I believe I would have read this in 1988, as a stand-alone paperback novel. (I was avoiding all, or at least most, series that summer, having gotten fed up with David Eddings.)

I don't really recall a lot of the story, except specifically that The Hero (male) Didn't Get the Girl in the end. I recall that the protagonist was a musician-type guy with some kind of pointy weapon that he used when his magic music wasn't enough. (Which was pretty often, especially at the start, IIRC.) I don't think he was actually a "bard;" he simply played an instrument and had the ability to make magic with music. I'm not sure what instrument he played, but it was something portable (like a flute or a lyre) and pre-Renaissance (so not a violin). He came from some town and hadn't really traveled much before the story began.

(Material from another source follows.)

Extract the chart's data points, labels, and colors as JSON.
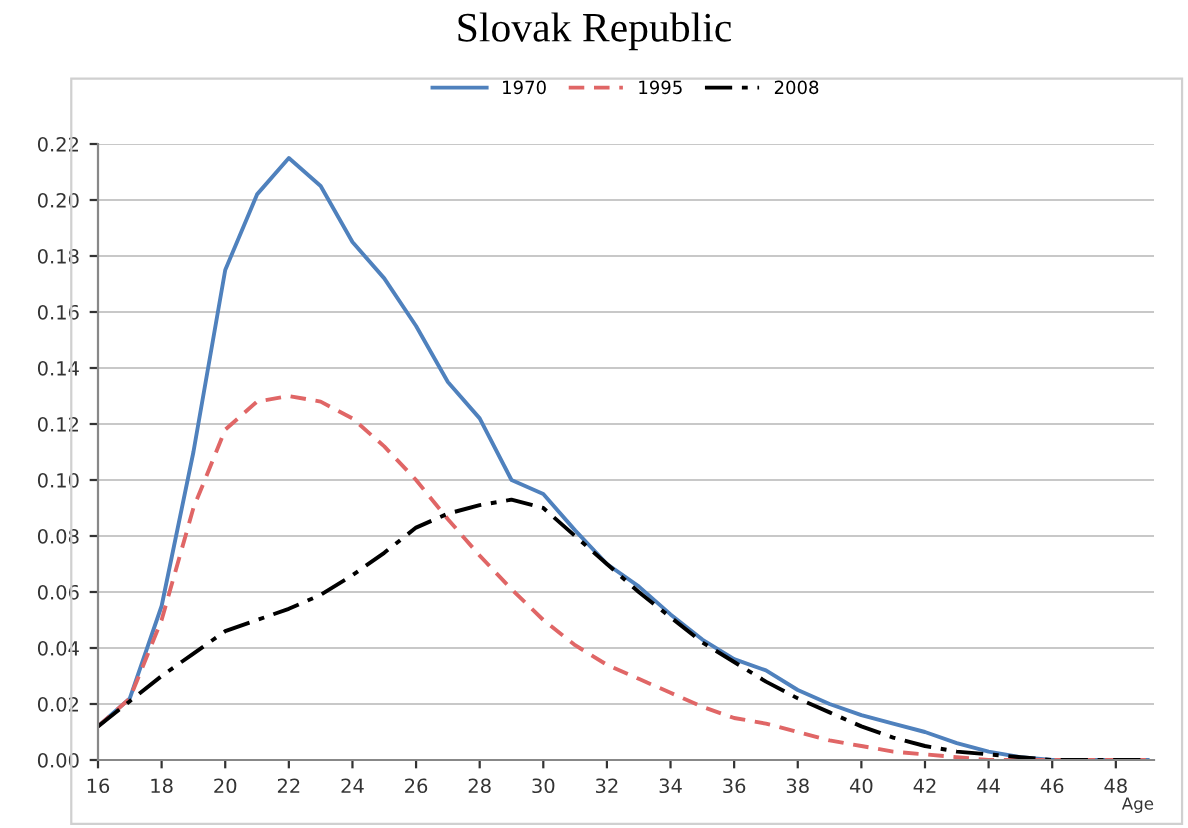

He mostly traveled alone, met a few people along the way but never really formed a party.

He had to Save the World from some kind of Big Bad, of course. (I have no idea what the doom was, but if it was averted does it really matter?)

At one point he rescued a (female) forest spirit of some fashion. (This was one occasion when he had to use the sharp pointy thing not his music.) She wasn't human, but she wasn't an anthropomorphic animal either; she belonged to some kind of nature-connected magic race like a dryad (but not an elf). I think he kind of started to fall in love with her, but her boyfriend showed up and she was like "Cya!"

My memory is really vague about the ending; I don't remember how he meets up with the Damsel in Distress or how the final confrontation with the Big Bad went down, but I think she beat up the Big Bad and then basically told the hero "KKThxBai!"

It's definitely not Spellsinger; Jon-Tom arrived from our world (he wasn't a native); he met anthropomorphic animals (Mudge, Clothahump), formed a party... and he does get the girl, just not in the first book of the series.

  • Now I'm trying to think of old fantasy stories with a main character who was described as a "bard," "minstrel," "troubadour," "jongleur," "skald," or any other word that amounts to much the same thing -- some sort of wandering musician in what I take it was a medieval-type culture? Off the top of my head, I'm not coming up with much, and some of the few examples I do recall were only the protagonists of stories much, much shorter than "novel-length." (For example, Poul Anderson's character Cappen Varra never had his own novel.)
    – Lorendiac
    Aug 15, 2019 at 0:23
  • To eliminate another possibility: The Harp and the Blade by John Myers Myers. A wandering bard in Dark Ages France was the narrator, and he thought he would get a romantic happy ending until, in the last few pages, he discovered the girl for whom he'd done so much was marrying someone else. But he didn't have a magical instrument, or a magical singing voice, or anything along those lines -- it was more along the lines of "historical adventure novel with a fair amount of humor." (I'd expected it to have lots of magic, in keeping with Myers's classic novel Silverlock, but no dice.)
    – Lorendiac
    Aug 15, 2019 at 0:49
  • Just as a caveat to the last paragraph, I remember there being a girl that Jon-Tom "doesn't get", Flo, the UCLA cheerleader who also shows up (I don't remember if it was at the same time as Jon-Tom or later) that he does not get.
    – FuzzyBoots
    Nov 3, 2021 at 18:36

1 Answer 1


I figured it out! For some reason "Dursona" popped into my head; I thought it might be a name from the story, so I started searching for it. Eventually that led me here. It wasn't a name, but it was from the story (a phrase that translates to "Godspeed").

The novel is Harp of the Grey Rose by Charles de Lint. (de Lint immediately felt right when I saw that; 1988 was the summer I started reading him. I also read Moonheart, Greenmantle and Wolf Moon that summer, but then I read almost a hundred other books too, including Cosmic Computer and Reap the East Wind.)

Quoting from the book's page on SF Site:

He is the Songweaver, but before he was a master of song he was merely Cerin of Wran Cheaping-a seventeen-year-old orphan raised by a wildland witch. Then he encountered the Maid of the Grey Rose-the lone survivor of the war that devastated the Trembling Lands and the promised bride of Yarac Stone-Slayer, the feared and terrible Waster. The mysterious beauty captured Cerin's heart, drawing him into a world both dark and deadly, until armed with only a tinkerblade and the magic of song...

So we have a young man with an unattainable love interest, a nondescript pointy-stabby thing and music magic.

Browsing through a bunch of reviews on the Goodreads page, it seems like the woodland woman he meets is half-deer/half-human, kinda like a centaur but different. (Good grief, TVTropes actually has "Our Centaurs Are Different!")

Also mentioned a couple of times on the Goodreads page is how the Maid of the Grey Rose is the one to ultimately defeat the enemy, and that she then leaves Cerin.

  • 1
    I've never read it, which makes me feel considerably better about the fact that I didn't recognize it from your description.
    – Lorendiac
    Aug 17, 2019 at 2:57
  • @Lorendiac Based on the reviews I was reading, it doesn't sound like you missed much. :) It did remind me, though, that there's another series of books about a harpist by de Lint.